Pak Susilo Bambang Yudhoyono, atau biasa disapa Pak SBY, pada pemilihan presiden kali ini, ia tak bisa maju lagi. Suami dari Kristiani Herawati atau biasa di kenal dengan panggilan Ibu Ani Yudhoyono ini, sudah dua kali menjadi presiden. Periode sekarang adalah yang terakhir baginya.
Konstitusi menyatakan, bahwa setelah dua kali menjabat, ia tak bisa lagi maju ke gelanggang Pemilihan Presiden (Pilpres). Pak SBY kena aturan konstitusi tersebut. Maka, pada Pilpres 2014 ini, persaingan tak lagi menyertakan incumbent, seperti pada Pilpres 2004 dan 2009 yang keduanya di menangkan Pak SBY.
Tapi ternyata, yang minat menjadi Presiden tetap banyak.

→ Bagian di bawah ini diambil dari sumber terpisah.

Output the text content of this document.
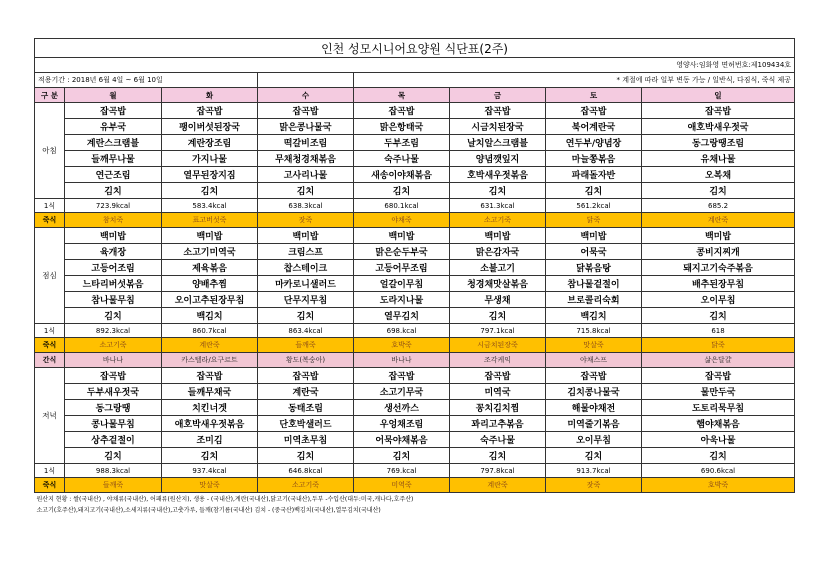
인천 성모시니어요양원 식단표(2주)							
영양사:임화영 면허번호:제109434호							
적용기간 : 2018년 6월 4일 ~ 6월 10일				* 계절에 따라 일부 변동 가능 / 일반식, 다짐식, 죽식 제공			
구 분	월	화	수	목	금	토	일
아침	잡곡밥	잡곡밥	잡곡밥	잡곡밥	잡곡밥	잡곡밥	잡곡밥
	유부국	팽이버섯된장국	맑은콩나물국	맑은항태국	시금치된장국	북어계란국	애호박새우젓국
	계란스크램블	계란장조림	떡갈비조림	두부조림	날치알스크램블	연두부/양념장	동그랑땡조림
	들깨무나물	가지나물	무채청경채볶음	숙주나물	양념깻잎지	마늘쫑볶음	유채나물
	연근조림	열무된장지짐	고사리나물	새송이야채볶음	호박새우젓볶음	파래돌자반	오복채
	김치	김치	김치	김치	김치	김치	김치
1식	723.9kcal	583.4kcal	638.3kcal	680.1kcal	631.3kcal	561.2kcal	685.2
죽식	참치죽	표고버섯죽	잣죽	야채죽	소고기죽	닭죽	계란죽
점심	백미밥	백미밥	백미밥	백미밥	백미밥	백미밥	백미밥
	육개장	소고기미역국	크림스프	맑은순두부국	맑은감자국	어묵국	콩비지찌개
	고등어조림	제육볶음	찹스테이크	고등어무조림	소불고기	닭볶음탕	돼지고기숙주볶음
	느타리버섯볶음	양배추찜	마카로니샐러드	얼갈이무침	청경채맛살볶음	참나물겉절이	배추된장무침
	참나물무침	오이고추된장무침	단무지무침	도라지나물	무생채	브로콜리숙회	오이무침
	김치	백김치	김치	열무김치	김치	백김치	김치
1식	892.3kcal	860.7kcal	863.4kcal	698.kcal	797.1kcal	715.8kcal	618
죽식	소고기죽	계란죽	들깨죽	호박죽	시금치된장죽	맛살죽	닭죽
간식	바나나	카스텔라/요구르트	황도(복숭아)	바나나	조각케익	야채스프	삶은달걀
저녁	잡곡밥	잡곡밥	잡곡밥	잡곡밥	잡곡밥	잡곡밥	잡곡밥
	두부새우젓국	들깨무채국	계란국	소고기무국	미역국	김치콩나물국	물만두국
	동그랑땡	치킨너겟	동태조림	생선까스	꽁치김치찜	해물야채전	도토리묵무침
	콩나물무침	애호박새우젓볶음	단호박샐러드	우엉채조림	꽈리고추볶음	미역줄기볶음	햄야채볶음
	상추겉절이	조미김	미역초무침	어묵야채볶음	숙주나물	오이무침	아욱나물
	김치	김치	김치	김치	김치	김치	김치
1식	988.3kcal	937.4kcal	646.8kcal	769.kcal	797.8kcal	913.7kcal	690.6kcal
죽식	들깨죽	맛살죽	소고기죽	미역죽	계란죽	잣죽	호박죽
원산지 현황 : 쌀(국내산) , 야채류(국내산), 어패류(원산지), 생용 - (국내산),계란(국내산),닭고기(국내산),두부 -수입산(대두:미국,캐나다,호주산)							
소고기(호주산),돼지고기(국내산),소세지류(국내산),고춧가루, 들깨(참기름(국내산) 김치 - (중국산)백김치(국내산),열무김치(국내산)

Bahkan ada yang sudah jauh-jauh hari mendeklarasikan diri sebagai calon presiden. Padahal, jadi Presiden itu berat. Bukan posisi yang main-main. Lihat saja wajah Pak SBY, kalau dicermati, rasanya beliau itu seperti lelah. Seperti menanggung beban yang amat sangat berat. Ya, wajar beliau lelah, sebab ada 250 juta kepala yang ia harus pikirkan. Apakah mereka itu sejahtera, berapa yang masih di bawah garis kemiskinan, serta harus pakai uang apa, mengangkat nasib mereka. Belum lagi, mikiran korupsi yang kian merajalela. Di tambah lagi, beliau ini kan Ketua Umum Partai. Pikirannya juga tentu terbagi kepada partainya. Apalagi, partai yang beliau pimpin, Partai Demokrat, sedang didera masalah. Banyak kader beliau, bahkan yang dulu ia percaya kini malah masuk penjara. Elektabilitas Demokrat dalam survei terus melorot. Bisa jadi, status jawara pemilu yang pada 2009 berhasil digenggam bakal lepas dari tangan.
Maka, kantung mata beliau pun, cukup kentara menggantung. Mungkin, karena banyak yang harus dipikirkan, beliau kurang tidur. Mungkin saja, itu tebakan saya, jika melihat kantung matanya. Tapi, kok yang mau seperti beliau ini, begitu bejibunnya. Bahkan latarnya macam-macam. Namun ambisi sama, bisa berkantor di Istana Negara, dan mendapat pelayanan dan pengawalan nomor satu di negeri ini. Padahal, beban kerja yang bakal ditanggung teramat berat. Mau apalagi, jadi Presiden memang sangat-sangat prestius. Dengan jadi Presiden, ia adalah panglima tertinggi di negeri. Dengan jadi presiden, ia adalah pucuk pimpinannya negara. Dengan jadi presiden, ia adalah penyambung lidah rakyat.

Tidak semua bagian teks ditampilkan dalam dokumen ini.